A wooden monument was erected to commemorate the victims of the massacre. In April 2010, the plaque was destroyed by a Croatian war veteran and had to be rebuilt. The monument's destruction was condemned by then-Croatian Prime Minister Jadranka Kosor. "The Prime Minister called on the Interior Ministry and other institutions to launch an immediate investigation and to solve the case immediately, in order for the perpetrators to be found and punished for this act of vandalism," the Croatian government stated. The rebuilt monument was unveiled by Croatian President Ivo Josipović on 10 May 2010. The new monument is built out of stone, has the names of the victims inscribed in both the Latin and Cyrillic alphabets, stands ten meters tall and cost the Croatian government 60,000 kuna to construct.

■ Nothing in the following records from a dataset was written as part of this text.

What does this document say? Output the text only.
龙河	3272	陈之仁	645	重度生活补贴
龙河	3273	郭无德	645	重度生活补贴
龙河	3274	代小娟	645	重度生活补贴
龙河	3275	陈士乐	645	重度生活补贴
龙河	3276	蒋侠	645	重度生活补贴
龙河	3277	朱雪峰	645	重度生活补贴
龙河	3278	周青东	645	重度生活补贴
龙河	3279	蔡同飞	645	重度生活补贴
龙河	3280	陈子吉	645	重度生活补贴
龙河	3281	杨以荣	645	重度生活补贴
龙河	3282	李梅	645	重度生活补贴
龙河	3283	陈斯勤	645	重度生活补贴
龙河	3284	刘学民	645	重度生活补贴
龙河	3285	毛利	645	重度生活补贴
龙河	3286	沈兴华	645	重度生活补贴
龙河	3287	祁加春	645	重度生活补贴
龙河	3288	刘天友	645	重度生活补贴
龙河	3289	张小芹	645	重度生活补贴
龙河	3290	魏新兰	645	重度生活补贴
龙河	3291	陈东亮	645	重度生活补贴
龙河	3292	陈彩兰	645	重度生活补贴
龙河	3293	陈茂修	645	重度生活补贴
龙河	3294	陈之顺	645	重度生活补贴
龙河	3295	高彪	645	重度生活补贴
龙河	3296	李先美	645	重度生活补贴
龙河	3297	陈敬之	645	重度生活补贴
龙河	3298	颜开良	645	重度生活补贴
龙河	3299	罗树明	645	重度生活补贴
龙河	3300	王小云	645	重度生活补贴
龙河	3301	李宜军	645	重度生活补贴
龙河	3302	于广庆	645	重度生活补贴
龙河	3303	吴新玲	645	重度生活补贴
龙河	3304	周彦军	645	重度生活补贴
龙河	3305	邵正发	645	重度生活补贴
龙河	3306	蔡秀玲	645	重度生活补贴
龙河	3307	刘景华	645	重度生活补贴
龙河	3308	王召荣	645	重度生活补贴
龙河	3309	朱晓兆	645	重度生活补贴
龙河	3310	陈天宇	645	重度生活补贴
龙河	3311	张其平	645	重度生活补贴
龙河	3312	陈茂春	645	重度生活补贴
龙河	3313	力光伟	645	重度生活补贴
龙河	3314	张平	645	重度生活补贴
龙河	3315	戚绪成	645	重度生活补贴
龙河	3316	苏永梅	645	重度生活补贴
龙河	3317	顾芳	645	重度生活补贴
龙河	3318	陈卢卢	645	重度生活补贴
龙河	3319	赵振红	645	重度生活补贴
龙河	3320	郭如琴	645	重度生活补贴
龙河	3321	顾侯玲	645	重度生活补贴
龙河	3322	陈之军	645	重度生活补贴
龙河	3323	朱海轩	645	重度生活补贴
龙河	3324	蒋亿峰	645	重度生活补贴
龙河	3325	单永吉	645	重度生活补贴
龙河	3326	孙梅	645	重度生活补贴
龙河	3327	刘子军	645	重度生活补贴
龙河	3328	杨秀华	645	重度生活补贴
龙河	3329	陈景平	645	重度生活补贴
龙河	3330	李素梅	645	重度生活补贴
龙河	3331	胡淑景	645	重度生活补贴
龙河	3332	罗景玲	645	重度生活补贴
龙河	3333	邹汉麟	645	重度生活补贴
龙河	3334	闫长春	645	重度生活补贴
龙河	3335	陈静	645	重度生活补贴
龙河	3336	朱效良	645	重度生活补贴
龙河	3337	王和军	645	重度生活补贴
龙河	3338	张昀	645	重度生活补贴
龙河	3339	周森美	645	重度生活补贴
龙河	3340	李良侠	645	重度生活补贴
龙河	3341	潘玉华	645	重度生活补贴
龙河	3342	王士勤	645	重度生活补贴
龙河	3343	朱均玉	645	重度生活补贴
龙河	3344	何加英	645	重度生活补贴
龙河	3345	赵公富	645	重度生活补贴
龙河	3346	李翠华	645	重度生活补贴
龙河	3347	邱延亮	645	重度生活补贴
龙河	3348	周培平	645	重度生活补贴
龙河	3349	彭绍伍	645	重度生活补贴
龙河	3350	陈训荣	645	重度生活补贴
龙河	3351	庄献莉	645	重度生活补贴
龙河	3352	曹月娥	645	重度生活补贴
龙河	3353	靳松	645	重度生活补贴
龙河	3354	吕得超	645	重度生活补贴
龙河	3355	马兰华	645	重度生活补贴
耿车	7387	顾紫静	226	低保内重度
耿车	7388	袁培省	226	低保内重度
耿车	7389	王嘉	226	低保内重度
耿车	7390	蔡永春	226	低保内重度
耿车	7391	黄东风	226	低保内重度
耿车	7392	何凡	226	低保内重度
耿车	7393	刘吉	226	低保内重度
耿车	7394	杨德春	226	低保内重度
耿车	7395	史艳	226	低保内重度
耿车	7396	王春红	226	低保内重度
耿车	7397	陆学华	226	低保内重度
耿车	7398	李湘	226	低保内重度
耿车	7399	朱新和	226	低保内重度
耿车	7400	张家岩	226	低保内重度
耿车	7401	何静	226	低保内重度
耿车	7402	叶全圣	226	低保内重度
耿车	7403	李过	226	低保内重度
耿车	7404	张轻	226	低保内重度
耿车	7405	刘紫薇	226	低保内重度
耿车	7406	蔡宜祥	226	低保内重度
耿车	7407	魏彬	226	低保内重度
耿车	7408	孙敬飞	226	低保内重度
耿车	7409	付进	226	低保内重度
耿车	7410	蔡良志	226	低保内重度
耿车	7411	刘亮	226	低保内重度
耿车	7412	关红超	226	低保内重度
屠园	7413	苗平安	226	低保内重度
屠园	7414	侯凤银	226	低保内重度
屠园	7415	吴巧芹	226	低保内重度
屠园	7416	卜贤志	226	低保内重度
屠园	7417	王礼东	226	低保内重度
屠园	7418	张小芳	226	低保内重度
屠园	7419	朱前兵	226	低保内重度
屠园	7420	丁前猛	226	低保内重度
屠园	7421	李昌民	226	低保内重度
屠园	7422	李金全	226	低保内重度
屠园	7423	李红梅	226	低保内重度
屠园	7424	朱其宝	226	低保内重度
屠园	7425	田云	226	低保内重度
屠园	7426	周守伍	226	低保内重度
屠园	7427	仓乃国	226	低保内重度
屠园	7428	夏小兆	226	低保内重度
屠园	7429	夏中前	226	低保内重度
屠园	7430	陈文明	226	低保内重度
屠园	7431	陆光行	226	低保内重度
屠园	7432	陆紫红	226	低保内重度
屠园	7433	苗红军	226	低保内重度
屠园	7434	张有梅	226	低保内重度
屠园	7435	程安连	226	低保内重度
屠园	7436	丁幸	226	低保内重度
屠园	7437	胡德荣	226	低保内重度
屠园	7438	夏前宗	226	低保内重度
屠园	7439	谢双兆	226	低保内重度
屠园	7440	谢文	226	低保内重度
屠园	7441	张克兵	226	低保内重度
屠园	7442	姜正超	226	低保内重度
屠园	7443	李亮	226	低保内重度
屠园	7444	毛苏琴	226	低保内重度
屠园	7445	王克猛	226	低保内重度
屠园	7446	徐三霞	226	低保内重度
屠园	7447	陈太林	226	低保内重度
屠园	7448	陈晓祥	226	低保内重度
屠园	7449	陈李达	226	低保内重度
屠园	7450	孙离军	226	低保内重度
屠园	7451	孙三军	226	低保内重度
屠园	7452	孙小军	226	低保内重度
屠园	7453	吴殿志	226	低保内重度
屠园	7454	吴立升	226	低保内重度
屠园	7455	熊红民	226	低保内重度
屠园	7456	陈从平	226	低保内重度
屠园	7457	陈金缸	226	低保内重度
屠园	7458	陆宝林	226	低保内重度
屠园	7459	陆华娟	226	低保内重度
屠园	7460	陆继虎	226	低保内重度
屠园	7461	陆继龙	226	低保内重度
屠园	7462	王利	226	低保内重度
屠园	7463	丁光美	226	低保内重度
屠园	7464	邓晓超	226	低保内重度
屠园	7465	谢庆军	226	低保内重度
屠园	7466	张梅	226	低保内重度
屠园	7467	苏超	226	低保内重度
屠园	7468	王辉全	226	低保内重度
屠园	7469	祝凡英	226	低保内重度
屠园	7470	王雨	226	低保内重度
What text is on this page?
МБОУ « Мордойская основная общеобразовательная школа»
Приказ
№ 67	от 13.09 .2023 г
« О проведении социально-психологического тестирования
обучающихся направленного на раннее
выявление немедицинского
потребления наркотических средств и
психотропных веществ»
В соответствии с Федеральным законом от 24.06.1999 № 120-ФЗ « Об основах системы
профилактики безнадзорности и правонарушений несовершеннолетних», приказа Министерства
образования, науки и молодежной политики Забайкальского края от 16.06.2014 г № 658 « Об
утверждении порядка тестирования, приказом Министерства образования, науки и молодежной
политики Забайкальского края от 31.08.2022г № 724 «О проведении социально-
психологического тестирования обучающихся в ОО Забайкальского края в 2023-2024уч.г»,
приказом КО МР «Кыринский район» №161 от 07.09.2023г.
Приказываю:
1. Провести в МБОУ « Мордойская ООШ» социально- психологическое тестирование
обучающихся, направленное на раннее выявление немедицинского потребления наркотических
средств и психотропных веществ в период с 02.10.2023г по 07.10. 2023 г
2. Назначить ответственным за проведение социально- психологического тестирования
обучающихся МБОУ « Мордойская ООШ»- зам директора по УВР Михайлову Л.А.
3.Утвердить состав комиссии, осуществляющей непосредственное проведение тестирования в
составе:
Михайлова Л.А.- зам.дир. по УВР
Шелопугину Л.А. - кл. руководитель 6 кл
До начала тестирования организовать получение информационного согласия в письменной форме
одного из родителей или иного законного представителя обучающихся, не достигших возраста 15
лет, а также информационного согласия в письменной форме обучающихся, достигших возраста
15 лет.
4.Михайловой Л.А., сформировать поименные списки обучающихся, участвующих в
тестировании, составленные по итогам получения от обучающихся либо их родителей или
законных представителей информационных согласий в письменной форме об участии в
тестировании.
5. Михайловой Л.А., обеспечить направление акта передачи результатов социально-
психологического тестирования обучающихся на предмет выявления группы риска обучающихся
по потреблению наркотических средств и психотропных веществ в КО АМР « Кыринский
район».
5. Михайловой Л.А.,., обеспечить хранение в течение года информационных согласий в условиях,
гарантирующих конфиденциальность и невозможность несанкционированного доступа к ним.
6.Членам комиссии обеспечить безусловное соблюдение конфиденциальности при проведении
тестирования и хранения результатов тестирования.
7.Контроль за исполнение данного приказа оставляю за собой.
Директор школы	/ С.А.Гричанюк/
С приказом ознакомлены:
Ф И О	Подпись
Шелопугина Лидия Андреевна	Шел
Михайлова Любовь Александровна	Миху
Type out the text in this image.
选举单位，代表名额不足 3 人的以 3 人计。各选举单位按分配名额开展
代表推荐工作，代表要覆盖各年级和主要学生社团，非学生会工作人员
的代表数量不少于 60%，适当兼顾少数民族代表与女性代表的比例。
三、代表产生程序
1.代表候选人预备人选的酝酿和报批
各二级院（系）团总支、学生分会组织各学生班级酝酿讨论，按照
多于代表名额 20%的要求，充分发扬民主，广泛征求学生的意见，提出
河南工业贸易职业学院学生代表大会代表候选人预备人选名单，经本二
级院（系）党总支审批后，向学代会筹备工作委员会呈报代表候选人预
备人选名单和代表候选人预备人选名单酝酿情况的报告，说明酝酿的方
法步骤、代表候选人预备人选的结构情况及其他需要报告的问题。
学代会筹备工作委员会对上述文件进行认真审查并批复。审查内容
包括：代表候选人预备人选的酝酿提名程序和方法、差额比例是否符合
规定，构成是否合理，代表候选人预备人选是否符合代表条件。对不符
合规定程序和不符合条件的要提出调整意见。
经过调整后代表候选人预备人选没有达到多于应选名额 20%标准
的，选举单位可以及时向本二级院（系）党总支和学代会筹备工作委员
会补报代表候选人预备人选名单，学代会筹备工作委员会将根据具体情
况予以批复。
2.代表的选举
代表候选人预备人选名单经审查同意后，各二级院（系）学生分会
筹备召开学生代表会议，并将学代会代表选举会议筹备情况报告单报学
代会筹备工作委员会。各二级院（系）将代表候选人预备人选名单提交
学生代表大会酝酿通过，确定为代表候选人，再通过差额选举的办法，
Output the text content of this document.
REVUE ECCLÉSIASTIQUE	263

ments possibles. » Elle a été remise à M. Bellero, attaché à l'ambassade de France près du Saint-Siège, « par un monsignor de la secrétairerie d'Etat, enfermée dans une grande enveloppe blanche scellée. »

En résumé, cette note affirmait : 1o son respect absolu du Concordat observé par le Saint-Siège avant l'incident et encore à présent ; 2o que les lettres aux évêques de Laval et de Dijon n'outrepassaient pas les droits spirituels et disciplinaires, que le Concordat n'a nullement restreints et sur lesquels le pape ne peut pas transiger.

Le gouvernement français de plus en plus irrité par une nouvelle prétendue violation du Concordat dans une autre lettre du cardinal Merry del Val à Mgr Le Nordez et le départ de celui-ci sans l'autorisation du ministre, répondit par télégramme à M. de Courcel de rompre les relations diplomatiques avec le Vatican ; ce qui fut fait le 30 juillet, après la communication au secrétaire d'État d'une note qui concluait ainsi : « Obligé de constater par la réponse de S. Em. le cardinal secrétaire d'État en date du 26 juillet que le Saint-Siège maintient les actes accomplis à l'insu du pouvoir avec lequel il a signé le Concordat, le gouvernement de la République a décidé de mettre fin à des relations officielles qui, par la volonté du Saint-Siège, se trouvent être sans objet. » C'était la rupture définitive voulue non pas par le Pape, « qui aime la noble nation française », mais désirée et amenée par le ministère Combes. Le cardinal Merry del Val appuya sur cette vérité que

The Croatian President stated, "retaliation, robbery and crime are impermissible, and the blood and shame cannot be washed away." The nine Serbs were killed at a time when there was no war and they were innocent victims of retaliation, Josipović said while addressing the crowd of several hundred people after laying flowers at the monument. Milorad Pupovac, a Croatian Serb MP and president of the Serb National Council, stated, "We have decided to erect this monument for those who have been forgotten, for those whose suffering has gone unrecognized. We hope that the individuals responsible for this crime will be brought to justice and that the ones who tolerated it will show themselves. The possibility is open that we all, the Orthodox and Catholics, Croats and Serbs, after the erection of this monument to the ethnic Serbs civilians who suffered in the 1991–1995 war, can motion away from these things so that they no longer divide us so that we can all feel a mutual-responsibility to ensure that these crimes never happen again."